Beaucoup de retraités, pas d’enfants

Ses prévisions se basent sur deux hypothèses. Premièrement, les prévisions démographiques de la Confédération, appelées scénario de référence, sont exagérées. Selon lui, le scénario «bas», dans lequel la population suisse diminue à partir de 2043, est plus probable.

Il se fonde sur l’évolution au sein de l’Union européenne (UE) pour étayer son propos. Des pays comme l’Allemagne ou l’Italie ressentent la pénurie de main-d’œuvre qualifiée et la baisse du nombre de personnes actives. «L’Italie et le Portugal essaient déjà de maintenir ou de faire revenir leur population par des incitations fiscales et d’autres moyens», précise Hendrik Budliger. Une tendance qui devrait encore s’accentuer.

Les prévisions démographiques de l’ONU tiennent compte de cette concurrence entre les pays. «L’ONU crée un modèle d’équilibre. Et la médiane pour la Suisse est très proche du scénario bas de l’Office fédéral de la statistique», explique Hendrik Budliger.

Deuxièmement, il s’attend à ce que le déplacement de la pyramide des âges place soudain de nombreux vendeurs face à peu d’acheteurs. Même dans le scénario de référence, le nombre de personnes de plus de 65 ans passera de 20 à 25% d’ici 2055.

Pyramide des âges


Kai Reusser / SWI swissinfo.ch

«Les gens de plus de 60 ans vendent des biens immobiliers, souligne Hendrik Budliger. C’est la raison pour laquelle nous aurons désormais de plus en plus de vendeurs. Et c’est aussi la génération qui possède le plus de logements en propriété».

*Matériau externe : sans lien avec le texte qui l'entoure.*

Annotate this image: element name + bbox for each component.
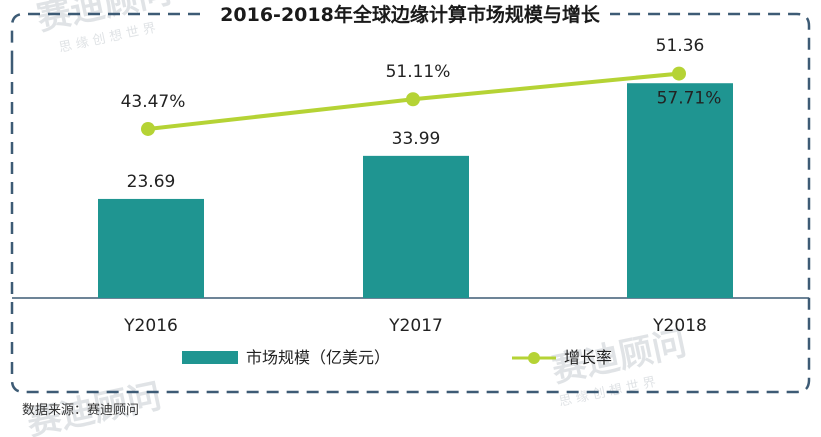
watermark-top-left: 赛迪顾问 思 缘 创 想 世 界: [34, 0, 175, 56]
chart-title: 2016-2018年全球边缘计算市场规模与增长: [220, 3, 601, 26]
bar-value-label-Y2016: 23.69: [127, 172, 176, 192]
line-series: 43.47% 51.11% 57.71%: [121, 62, 722, 136]
source-note: 数据来源：赛迪顾问: [22, 402, 139, 418]
bar-Y2018: [627, 83, 733, 298]
line-point-Y2017: [406, 92, 420, 107]
bar-series: 23.69 33.99 51.36: [98, 36, 733, 298]
x-axis-labels: Y2016 Y2017 Y2018: [123, 316, 707, 336]
legend-line-label: 增长率: [564, 348, 612, 367]
chart-frame: [10, 12, 811, 394]
bar-value-label-Y2018: 51.36: [656, 36, 705, 56]
line-point-Y2016: [141, 121, 155, 136]
x-tick-label-Y2018: Y2018: [652, 316, 707, 336]
legend-bar-label: 市场规模（亿美元）: [246, 348, 390, 367]
line-point-Y2018: [672, 66, 686, 81]
line-value-label-Y2016: 43.47%: [121, 92, 186, 112]
legend-bar-swatch: [182, 351, 238, 364]
x-tick-label-Y2016: Y2016: [123, 316, 178, 336]
line-value-label-Y2018: 57.71%: [657, 89, 722, 109]
bar-value-label-Y2017: 33.99: [392, 129, 441, 149]
line-value-label-Y2017: 51.11%: [386, 62, 451, 82]
bar-Y2017: [363, 155, 469, 298]
bar-Y2016: [98, 198, 204, 298]
legend-line-marker: [528, 352, 540, 364]
x-tick-label-Y2017: Y2017: [388, 316, 443, 336]
legend: 市场规模（亿美元） 增长率: [182, 348, 612, 367]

En revanche, la jeune génération compte de nombreux petits ménages. En 2024, le taux de natalité en Suisse a chuté à un nouveau record de 1,28. Hendrik Budliger en conclut: «Tôt ou tard, nous aurons trop de maisons individuelles et trop peu de familles qui demanderont ces objets».

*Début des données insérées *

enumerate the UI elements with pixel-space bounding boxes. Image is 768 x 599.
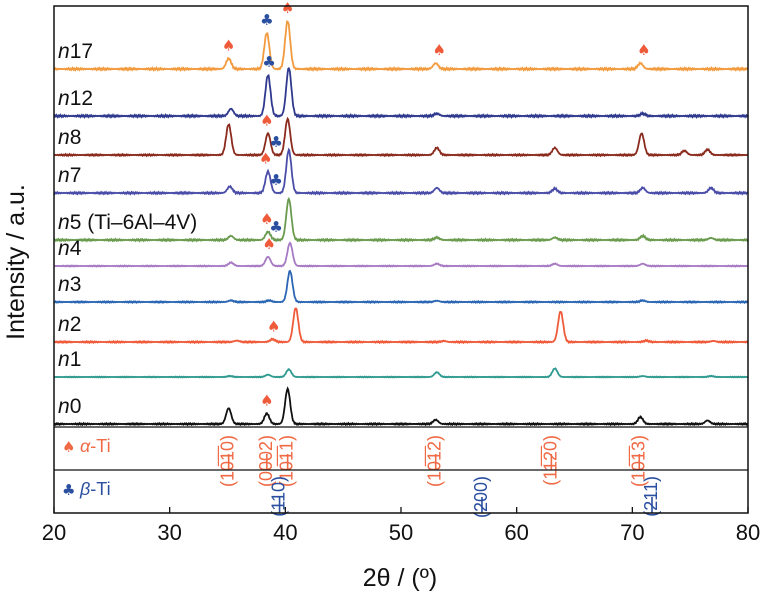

Selon lui, les premiers signes de changement du marché sont déjà perceptibles actuellement. Il prévoit que l’évolution prendra de l’ampleur à partir de 2030. De nombreux propriétaires sont tellement endettés que leurs revenus ne suffisent pas à renouveler une hypothèque, ajoute-t-il.

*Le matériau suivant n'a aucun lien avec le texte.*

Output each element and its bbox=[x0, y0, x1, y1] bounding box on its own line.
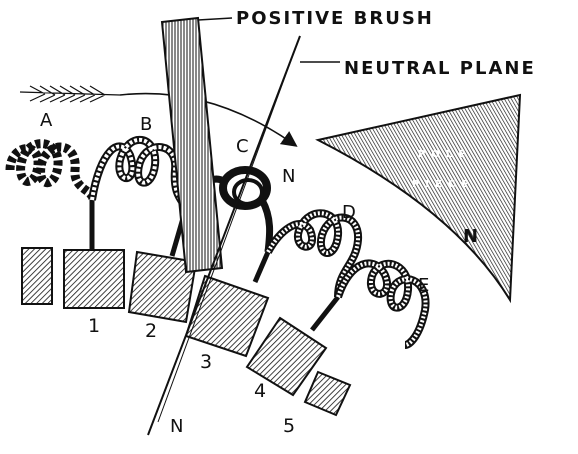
commutator-segment-2 bbox=[127, 250, 198, 324]
feather-tail bbox=[19, 85, 121, 103]
coil-label-a: A bbox=[40, 110, 53, 131]
pole-polarity-label: N bbox=[463, 226, 478, 247]
commutator-segment-5 bbox=[303, 370, 352, 417]
positive-brush bbox=[160, 16, 224, 274]
segment-label-2: 2 bbox=[145, 320, 157, 342]
neutral-label-top: N bbox=[282, 166, 295, 187]
neutral-plane-line-2 bbox=[157, 35, 301, 423]
pole-word-2: PIECE bbox=[412, 179, 474, 190]
rotation-arrow bbox=[119, 92, 298, 147]
positive-brush-label: POSITIVE BRUSH bbox=[236, 8, 434, 29]
coil-label-e: E bbox=[418, 275, 429, 296]
segment-label-3: 3 bbox=[200, 351, 212, 373]
coil-label-b: B bbox=[140, 114, 152, 135]
commutator-segment-1 bbox=[63, 249, 125, 309]
neutral-plane-label: NEUTRAL PLANE bbox=[344, 58, 536, 79]
commutator-segment-3 bbox=[184, 274, 270, 358]
commutator-segment-4 bbox=[245, 316, 328, 397]
commutator-segment-0 bbox=[21, 247, 53, 305]
coil-a bbox=[5, 139, 97, 202]
commutator-segments bbox=[21, 247, 352, 417]
neutral-label-bottom: N bbox=[170, 416, 183, 437]
pole-piece bbox=[315, 93, 522, 304]
segment-label-5: 5 bbox=[283, 415, 295, 437]
segment-label-1: 1 bbox=[88, 315, 100, 337]
segment-label-4: 4 bbox=[254, 380, 266, 402]
coil-label-c: C bbox=[236, 136, 249, 157]
pole-word-1: POLE bbox=[418, 149, 471, 160]
brush-leader bbox=[197, 17, 233, 21]
coil-label-d: D bbox=[342, 202, 356, 223]
neutral-plane-line bbox=[147, 35, 301, 436]
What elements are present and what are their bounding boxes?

«Si le marché bascule – et il basculera, cela peut aller vite, nous nous retrouverons dans une situation où il vaut mieux vendre aujourd’hui que demain», affirme Hendrik Budliger.

Le tsunami ne touche pas tout le monde

Les effets seraient toutefois très différents selon les régions. Les grands centres seront les derniers à corriger le tir, admet Hendrik Budliger.

L’idée de centres résistants à la crise est largement répandue parmi les spécialistes. Elle vient d’être étayée par les chiffres d’une recherche du site web immobilier ZillowLien externe concernant les États-Unis.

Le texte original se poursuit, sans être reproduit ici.